Chaussettes de contention femme


La chaussette de contention est un vêtement permettant de soulager les pathologies veineuses superficielles. On peut s’en servir pour calmer les inconforts découlant d’une position debout prolongée, d’un voyage en avion, de pathologies veineuses ou encore de troubles de la circulation du sang. Elle se porte généralement à titre préventif. Pour savoir en détail ce que ce dispositif de compression apporte de concret, focus sur ses indications d’utilisation, ses caractéristiques ou encore son mode d’emploi.

 

Contention et compression : comment éviter la confusion ?

En amont, il faut préciser qu’il existe une différence subtile entre chaussette de compression et de contention. La contention se fait avec des matériaux non élastiques comme la viscose, le nylon, les microfibres et le coton. Elle applique une pression passive par opposition au gonflement du muscle. À contrario, la compression s’effectue avec des matières élastiques de sorte à exercer une force constante tant à l’effort qu’au repos.

 

Quels sont les avantages au port de chaussettes de contention ?
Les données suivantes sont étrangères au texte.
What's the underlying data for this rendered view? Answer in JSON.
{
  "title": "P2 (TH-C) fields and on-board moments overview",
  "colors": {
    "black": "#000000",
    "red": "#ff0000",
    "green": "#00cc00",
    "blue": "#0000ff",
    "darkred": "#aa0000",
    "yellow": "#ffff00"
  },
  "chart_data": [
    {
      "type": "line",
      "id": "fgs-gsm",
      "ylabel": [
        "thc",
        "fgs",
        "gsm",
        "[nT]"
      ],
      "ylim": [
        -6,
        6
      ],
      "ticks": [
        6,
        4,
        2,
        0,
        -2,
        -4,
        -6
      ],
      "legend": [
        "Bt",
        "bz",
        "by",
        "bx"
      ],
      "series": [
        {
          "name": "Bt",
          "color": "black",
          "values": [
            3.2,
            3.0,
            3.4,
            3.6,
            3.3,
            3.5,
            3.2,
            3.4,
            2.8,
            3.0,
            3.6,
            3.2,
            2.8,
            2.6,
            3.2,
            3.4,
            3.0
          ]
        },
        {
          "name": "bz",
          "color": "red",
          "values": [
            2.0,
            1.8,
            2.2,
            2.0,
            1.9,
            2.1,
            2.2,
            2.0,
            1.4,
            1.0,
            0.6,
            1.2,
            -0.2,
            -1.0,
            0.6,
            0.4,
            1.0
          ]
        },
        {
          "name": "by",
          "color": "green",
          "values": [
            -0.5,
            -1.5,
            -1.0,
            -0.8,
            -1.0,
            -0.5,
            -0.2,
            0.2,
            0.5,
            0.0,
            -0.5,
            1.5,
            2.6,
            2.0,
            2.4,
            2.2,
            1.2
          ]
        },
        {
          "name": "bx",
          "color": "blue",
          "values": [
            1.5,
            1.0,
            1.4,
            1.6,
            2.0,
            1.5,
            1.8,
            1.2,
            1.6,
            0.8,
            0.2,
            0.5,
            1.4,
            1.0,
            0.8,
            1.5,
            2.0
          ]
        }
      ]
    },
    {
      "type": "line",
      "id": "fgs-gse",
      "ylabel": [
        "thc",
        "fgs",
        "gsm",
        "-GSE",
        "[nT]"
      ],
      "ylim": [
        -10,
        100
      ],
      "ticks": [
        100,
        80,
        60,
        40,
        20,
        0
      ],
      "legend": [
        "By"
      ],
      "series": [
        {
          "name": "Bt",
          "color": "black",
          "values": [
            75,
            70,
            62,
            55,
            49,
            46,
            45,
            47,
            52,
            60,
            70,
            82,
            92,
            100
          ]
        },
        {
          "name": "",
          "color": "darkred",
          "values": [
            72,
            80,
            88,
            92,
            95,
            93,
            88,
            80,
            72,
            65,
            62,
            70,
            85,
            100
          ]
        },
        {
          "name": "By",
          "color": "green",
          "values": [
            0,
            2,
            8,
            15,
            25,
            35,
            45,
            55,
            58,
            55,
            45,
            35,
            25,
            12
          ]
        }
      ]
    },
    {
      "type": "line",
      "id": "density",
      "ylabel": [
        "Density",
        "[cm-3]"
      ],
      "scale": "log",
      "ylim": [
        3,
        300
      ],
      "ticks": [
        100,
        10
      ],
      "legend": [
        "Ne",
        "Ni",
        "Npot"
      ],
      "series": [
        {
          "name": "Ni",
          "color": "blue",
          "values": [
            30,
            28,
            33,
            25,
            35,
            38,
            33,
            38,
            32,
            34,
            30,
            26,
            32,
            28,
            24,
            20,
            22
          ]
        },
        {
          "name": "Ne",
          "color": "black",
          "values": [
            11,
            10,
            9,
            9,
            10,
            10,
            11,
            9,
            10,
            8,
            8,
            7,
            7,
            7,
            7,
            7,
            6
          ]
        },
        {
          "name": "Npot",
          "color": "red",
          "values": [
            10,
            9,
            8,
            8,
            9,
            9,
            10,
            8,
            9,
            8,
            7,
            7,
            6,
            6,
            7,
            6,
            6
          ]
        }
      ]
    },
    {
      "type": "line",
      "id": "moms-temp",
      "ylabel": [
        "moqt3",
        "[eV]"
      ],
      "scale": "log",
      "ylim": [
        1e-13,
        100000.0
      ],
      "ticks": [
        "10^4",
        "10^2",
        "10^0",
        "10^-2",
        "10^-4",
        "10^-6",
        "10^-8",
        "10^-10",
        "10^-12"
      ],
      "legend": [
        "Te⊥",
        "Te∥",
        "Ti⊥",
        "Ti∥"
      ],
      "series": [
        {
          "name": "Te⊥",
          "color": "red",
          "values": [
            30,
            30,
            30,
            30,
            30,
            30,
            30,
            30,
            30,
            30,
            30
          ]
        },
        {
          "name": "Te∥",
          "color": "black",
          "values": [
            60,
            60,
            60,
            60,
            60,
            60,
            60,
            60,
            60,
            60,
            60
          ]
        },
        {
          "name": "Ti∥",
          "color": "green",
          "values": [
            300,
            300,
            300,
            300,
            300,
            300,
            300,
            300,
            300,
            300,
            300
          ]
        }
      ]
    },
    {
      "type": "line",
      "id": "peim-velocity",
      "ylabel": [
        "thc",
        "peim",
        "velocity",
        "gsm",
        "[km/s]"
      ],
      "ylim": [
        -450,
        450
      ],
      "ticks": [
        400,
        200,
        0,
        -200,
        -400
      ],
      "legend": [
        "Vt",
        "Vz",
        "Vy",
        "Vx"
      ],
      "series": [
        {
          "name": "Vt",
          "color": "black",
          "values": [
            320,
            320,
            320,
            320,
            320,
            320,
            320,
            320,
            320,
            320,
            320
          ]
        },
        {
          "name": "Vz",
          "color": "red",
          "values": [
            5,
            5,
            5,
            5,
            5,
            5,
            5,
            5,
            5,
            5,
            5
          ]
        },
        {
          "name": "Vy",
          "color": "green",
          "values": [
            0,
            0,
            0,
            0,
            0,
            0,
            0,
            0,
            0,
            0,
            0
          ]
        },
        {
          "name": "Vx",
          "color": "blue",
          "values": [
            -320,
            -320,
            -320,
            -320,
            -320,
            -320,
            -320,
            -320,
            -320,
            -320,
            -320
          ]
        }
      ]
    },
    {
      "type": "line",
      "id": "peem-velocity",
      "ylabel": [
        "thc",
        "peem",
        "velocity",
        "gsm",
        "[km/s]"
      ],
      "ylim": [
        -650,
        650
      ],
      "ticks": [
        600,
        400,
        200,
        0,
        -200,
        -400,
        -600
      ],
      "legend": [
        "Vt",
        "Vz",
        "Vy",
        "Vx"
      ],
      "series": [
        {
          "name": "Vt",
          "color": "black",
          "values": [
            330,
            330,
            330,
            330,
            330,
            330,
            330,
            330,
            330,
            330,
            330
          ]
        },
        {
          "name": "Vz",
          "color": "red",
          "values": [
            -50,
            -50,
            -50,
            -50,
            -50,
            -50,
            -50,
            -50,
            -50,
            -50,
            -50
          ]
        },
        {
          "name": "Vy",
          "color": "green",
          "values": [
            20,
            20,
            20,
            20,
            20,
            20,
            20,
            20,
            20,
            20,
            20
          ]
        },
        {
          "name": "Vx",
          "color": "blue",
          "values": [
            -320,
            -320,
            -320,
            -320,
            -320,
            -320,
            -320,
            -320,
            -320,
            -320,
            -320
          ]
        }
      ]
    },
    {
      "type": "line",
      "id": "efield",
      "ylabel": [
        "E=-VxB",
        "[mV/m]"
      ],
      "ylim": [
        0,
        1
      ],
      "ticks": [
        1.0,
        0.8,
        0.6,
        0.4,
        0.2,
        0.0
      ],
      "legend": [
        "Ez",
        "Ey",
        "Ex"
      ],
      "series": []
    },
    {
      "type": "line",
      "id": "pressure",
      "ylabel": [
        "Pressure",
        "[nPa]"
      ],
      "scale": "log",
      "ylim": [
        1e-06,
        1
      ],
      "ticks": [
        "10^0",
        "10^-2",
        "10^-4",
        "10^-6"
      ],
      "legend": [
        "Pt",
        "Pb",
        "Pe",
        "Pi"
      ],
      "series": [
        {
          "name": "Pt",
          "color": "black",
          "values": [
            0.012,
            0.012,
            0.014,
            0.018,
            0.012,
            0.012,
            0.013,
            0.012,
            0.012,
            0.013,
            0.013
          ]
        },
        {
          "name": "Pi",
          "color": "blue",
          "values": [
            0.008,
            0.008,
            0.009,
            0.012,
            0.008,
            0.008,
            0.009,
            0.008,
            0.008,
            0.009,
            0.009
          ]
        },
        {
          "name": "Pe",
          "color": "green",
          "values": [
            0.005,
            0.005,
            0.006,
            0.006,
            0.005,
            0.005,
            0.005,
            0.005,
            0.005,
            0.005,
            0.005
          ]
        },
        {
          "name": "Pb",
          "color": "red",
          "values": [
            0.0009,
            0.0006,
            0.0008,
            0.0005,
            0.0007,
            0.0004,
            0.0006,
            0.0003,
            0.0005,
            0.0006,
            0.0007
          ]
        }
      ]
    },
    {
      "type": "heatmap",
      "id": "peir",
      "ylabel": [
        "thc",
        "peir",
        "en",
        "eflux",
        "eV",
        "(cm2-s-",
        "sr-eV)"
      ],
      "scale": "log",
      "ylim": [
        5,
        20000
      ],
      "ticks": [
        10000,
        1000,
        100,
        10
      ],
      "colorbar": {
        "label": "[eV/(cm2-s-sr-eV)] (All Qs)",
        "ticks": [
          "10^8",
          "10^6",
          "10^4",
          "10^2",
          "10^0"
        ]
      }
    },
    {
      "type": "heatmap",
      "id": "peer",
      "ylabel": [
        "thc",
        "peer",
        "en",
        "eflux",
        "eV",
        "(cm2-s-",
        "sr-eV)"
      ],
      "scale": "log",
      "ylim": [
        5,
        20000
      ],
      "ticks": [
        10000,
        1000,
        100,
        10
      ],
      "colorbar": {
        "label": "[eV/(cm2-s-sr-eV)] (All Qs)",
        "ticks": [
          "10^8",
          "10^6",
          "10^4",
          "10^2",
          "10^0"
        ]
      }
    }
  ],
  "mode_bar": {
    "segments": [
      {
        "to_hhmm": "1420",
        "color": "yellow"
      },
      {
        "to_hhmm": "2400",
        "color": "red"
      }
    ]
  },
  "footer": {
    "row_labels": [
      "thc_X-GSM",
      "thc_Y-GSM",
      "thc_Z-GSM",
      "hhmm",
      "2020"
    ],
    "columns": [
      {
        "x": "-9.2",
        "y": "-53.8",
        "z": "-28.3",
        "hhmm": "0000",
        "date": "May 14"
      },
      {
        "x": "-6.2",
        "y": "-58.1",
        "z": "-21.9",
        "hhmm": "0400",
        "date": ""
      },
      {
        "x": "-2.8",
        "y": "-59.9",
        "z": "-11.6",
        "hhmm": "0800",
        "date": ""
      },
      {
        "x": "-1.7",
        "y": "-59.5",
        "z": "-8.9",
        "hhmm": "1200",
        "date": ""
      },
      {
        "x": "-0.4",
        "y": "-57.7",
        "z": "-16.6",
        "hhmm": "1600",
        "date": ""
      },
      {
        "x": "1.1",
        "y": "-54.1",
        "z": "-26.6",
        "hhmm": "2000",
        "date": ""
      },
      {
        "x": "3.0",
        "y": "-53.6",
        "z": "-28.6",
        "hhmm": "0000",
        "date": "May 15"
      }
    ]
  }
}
Porter des chaussettes de contention permet concrètement de stimuler et de favoriser le retour veineux. Cela écarte tout scénario de reflux et de stase veineux. Par augmentation du flux, la circulation retrouve son cours normal. Cela réduit significativement l’œdème résultant de l’insuffisance veineuse. Ce dispositif aide aussi à améliorer les symptômes et les inconforts découlant d’une position debout prolongée.

 

Les classes de chaussette de contention : quelle catégorie pour quelles indications ?

De manière générale, les chaussettes de contention s’utilisent pour compléter le traitement des troubles veineux et/ou lymphatiques ainsi que leurs complications.

Dans les détails, il existe une catégorisation de 1 à 4 de ce moyen de contention différenciée par le niveau de compression. À chaque degré de contention, vous avez des indications d’utilisation précises. On dénote :

  • Classe 1 avec une compression de 10 à 15 mmHg : pour les premiers signes de douleurs, de lourdeurs, de varices simples liés à une insuffisance veineuse.
  • classe 2 avec une compression de 15 à 20 mmHg : dans le cas de post-opératoire et post-sclérothérapie de veines variqueuses, de symptômes veineux (douleur, crampes) de grossesse, de cas de perturbation de l’hémodynamique veineuse (vols longs, station debout prolongée).
  • Classe 3 avec une compression de 20 à 36 mmHg : réservé aux cas d’insuffisance veineuse les plus sévères (veines variqueuses sévères, post-opératoire et post-sclérothérapie de veines variqueuses, œdème ou gonflement veineux chronique, troubles trophiques et chroniques, en complément à un traitement de thrombose veineuse superficielle de la jambe, en complément à un traitement de la thrombose veineuse profonde, lymphœdème).
  • Classe 4 avec une compression de plus de 36 mmHg : afin de prévenir le syndrome post-thrombotique et pour aider au trainement des pathologies veineuses les plus lourdes.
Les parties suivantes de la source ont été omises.